You choose to hire a bankruptcy attorney to help you figure out if the decision to file is sound and which type best fits your situation.

How to File Bankruptcy?

There are ninety bankruptcy districts in the United States. Each state has at least one district. You can find your district in our bankruptcy section.

It is prudent to have all your financial documents ready; you will need them for this process. Gather together your tax returns for the last few years, pay stubs, deeds to land, titles or ownership paperwork related to any assets (cars, homes, motorcycles, boats, etc.) and liabilities such as loan documents, mortgage statements and keep everything handy.

Fill Out the Forms

The first step is to take a means test to find out which type of bankruptcy you qualify to file. You can obtain the forms from your district bankruptcy court or download them online from the U.S. Courts website. You will need to fill out a 22A-1 form which calculates your income versus your debts. Then you will need form 22A-2 which helps to determine which type of bankruptcy is right for your situation. You may also need to fill out form 22A-1Supp to see if you are exempt from the means test due to recent military time served or if your debts are related to business expenses.

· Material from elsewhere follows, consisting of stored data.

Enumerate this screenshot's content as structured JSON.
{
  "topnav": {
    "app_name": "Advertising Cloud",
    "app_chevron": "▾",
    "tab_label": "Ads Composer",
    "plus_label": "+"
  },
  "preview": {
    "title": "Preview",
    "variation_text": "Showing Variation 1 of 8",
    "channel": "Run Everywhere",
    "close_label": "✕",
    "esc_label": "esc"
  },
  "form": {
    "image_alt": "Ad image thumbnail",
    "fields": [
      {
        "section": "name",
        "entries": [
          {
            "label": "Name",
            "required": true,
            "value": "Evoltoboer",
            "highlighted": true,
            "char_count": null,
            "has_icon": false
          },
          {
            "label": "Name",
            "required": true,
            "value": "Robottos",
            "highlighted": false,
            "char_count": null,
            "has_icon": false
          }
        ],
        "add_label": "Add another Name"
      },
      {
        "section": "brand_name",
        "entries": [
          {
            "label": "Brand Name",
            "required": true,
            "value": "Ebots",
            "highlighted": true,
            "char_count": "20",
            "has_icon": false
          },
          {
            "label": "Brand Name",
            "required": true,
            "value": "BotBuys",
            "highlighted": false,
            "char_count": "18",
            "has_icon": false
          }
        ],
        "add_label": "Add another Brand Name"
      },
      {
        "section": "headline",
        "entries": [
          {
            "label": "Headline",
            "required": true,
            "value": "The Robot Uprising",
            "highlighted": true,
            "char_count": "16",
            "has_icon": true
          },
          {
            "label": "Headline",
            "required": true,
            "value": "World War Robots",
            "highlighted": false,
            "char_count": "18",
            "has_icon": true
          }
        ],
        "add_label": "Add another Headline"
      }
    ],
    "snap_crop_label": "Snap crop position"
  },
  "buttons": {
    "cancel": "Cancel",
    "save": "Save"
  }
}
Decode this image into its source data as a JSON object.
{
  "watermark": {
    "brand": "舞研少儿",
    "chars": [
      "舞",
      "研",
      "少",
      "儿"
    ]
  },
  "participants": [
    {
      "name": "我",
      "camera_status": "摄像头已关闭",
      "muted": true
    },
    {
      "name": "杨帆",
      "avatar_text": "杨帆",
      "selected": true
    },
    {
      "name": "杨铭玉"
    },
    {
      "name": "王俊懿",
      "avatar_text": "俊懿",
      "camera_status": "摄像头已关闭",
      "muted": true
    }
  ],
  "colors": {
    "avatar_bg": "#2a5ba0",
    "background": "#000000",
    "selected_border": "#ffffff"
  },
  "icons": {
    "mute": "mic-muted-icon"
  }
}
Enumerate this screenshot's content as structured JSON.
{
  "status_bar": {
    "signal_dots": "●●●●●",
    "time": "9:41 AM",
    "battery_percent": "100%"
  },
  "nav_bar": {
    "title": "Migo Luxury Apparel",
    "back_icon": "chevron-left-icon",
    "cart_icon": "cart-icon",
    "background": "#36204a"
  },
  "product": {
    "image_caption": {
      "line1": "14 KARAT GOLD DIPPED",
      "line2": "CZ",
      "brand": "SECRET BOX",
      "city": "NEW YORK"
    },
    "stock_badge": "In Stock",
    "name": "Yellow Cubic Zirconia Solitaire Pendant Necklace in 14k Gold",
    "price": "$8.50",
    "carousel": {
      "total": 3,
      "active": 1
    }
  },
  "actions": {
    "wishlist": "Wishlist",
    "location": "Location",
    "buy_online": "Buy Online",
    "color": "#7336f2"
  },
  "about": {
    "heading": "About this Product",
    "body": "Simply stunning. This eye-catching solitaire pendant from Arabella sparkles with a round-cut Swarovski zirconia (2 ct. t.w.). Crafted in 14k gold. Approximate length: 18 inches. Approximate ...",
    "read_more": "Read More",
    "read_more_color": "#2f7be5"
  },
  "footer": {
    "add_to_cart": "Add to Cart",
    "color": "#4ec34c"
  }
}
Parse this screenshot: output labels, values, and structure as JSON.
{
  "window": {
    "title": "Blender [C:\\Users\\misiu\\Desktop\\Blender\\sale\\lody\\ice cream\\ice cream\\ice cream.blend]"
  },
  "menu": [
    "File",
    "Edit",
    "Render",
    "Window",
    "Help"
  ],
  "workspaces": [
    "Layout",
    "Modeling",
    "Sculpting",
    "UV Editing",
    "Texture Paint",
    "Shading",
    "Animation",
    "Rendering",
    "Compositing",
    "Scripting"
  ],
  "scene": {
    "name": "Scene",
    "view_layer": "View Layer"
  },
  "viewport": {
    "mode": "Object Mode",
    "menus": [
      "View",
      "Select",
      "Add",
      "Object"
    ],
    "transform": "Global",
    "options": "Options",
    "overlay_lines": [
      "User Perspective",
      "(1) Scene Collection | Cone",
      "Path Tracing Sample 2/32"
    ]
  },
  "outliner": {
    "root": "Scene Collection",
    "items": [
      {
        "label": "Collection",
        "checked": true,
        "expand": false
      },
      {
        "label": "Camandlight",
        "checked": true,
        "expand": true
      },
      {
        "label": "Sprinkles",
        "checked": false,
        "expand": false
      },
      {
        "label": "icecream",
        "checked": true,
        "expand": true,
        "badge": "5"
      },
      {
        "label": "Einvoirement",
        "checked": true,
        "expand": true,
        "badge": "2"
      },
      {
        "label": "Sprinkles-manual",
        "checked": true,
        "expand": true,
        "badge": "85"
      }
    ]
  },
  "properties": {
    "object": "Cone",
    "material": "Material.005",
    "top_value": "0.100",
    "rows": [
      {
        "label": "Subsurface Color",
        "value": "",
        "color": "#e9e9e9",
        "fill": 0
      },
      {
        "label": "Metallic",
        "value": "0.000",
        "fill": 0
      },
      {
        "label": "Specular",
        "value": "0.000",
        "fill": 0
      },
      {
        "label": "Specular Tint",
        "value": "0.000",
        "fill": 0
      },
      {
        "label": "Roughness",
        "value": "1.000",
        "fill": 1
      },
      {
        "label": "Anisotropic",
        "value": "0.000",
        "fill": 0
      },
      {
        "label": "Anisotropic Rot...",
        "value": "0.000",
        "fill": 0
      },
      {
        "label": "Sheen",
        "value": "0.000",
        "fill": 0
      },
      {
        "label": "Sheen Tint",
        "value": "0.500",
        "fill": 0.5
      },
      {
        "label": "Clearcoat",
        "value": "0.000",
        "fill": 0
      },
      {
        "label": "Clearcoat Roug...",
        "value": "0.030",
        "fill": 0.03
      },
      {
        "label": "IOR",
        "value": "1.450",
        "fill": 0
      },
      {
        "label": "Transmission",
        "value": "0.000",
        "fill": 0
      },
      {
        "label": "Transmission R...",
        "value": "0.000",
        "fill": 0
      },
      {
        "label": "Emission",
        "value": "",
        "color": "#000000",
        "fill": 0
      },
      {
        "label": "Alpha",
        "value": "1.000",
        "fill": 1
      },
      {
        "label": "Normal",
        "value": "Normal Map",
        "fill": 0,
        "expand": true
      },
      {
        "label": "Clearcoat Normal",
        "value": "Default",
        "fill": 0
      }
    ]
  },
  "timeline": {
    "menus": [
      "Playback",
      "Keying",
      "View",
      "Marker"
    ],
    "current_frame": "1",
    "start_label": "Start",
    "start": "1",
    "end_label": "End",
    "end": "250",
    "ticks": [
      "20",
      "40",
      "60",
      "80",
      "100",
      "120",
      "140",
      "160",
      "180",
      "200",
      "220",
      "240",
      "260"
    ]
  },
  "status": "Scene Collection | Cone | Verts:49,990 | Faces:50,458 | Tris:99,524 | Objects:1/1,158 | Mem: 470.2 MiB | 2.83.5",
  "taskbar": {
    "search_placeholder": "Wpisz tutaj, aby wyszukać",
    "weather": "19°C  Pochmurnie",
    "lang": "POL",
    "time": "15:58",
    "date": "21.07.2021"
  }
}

If you do qualify, you will then need to download or pick up the packet of bankruptcy forms and fill them out. They detail your debts, assets, and income. Once you have completed them, you will need to deliver these forms to the bankruptcy court in your district.

Your Trustee

Once you file your paperwork, the court will assign you a trustee. Their job is to intervene between you and your creditors and ease the process. They will help determine which assets may be liquidated to pay off debts. They may also schedule a 341 meeting where you sit down with your creditors to work out terms and repayment options.

Credit Counseling

In many states, you are required to attend credit counseling approved by district court.

See the Judge

Upon filing, the court will issue a stay of foreclosure and prohibit creditors from hounding you. However, to finalize the bankruptcy process, in most U.S. states you will also appear before a judge to receive final approval of your bankruptcy and repayment plans. If the judge awards you a bankruptcy discharge then you are free from paying certain types of debt. This discharge order is permanent and your creditors can no longer contact you about repayment.


You can choose to repay discharged debts or not, but regardless any payments you make after filing bankruptcy should be well documented. You want to make sure once you recover from the process, you can show creditors your efforts of repayment.

Going forward, you might want to consider taking a money management class, making budgets and simplifying your life to more efficiently manage your finances, so you don't have to go through this life-changing process again.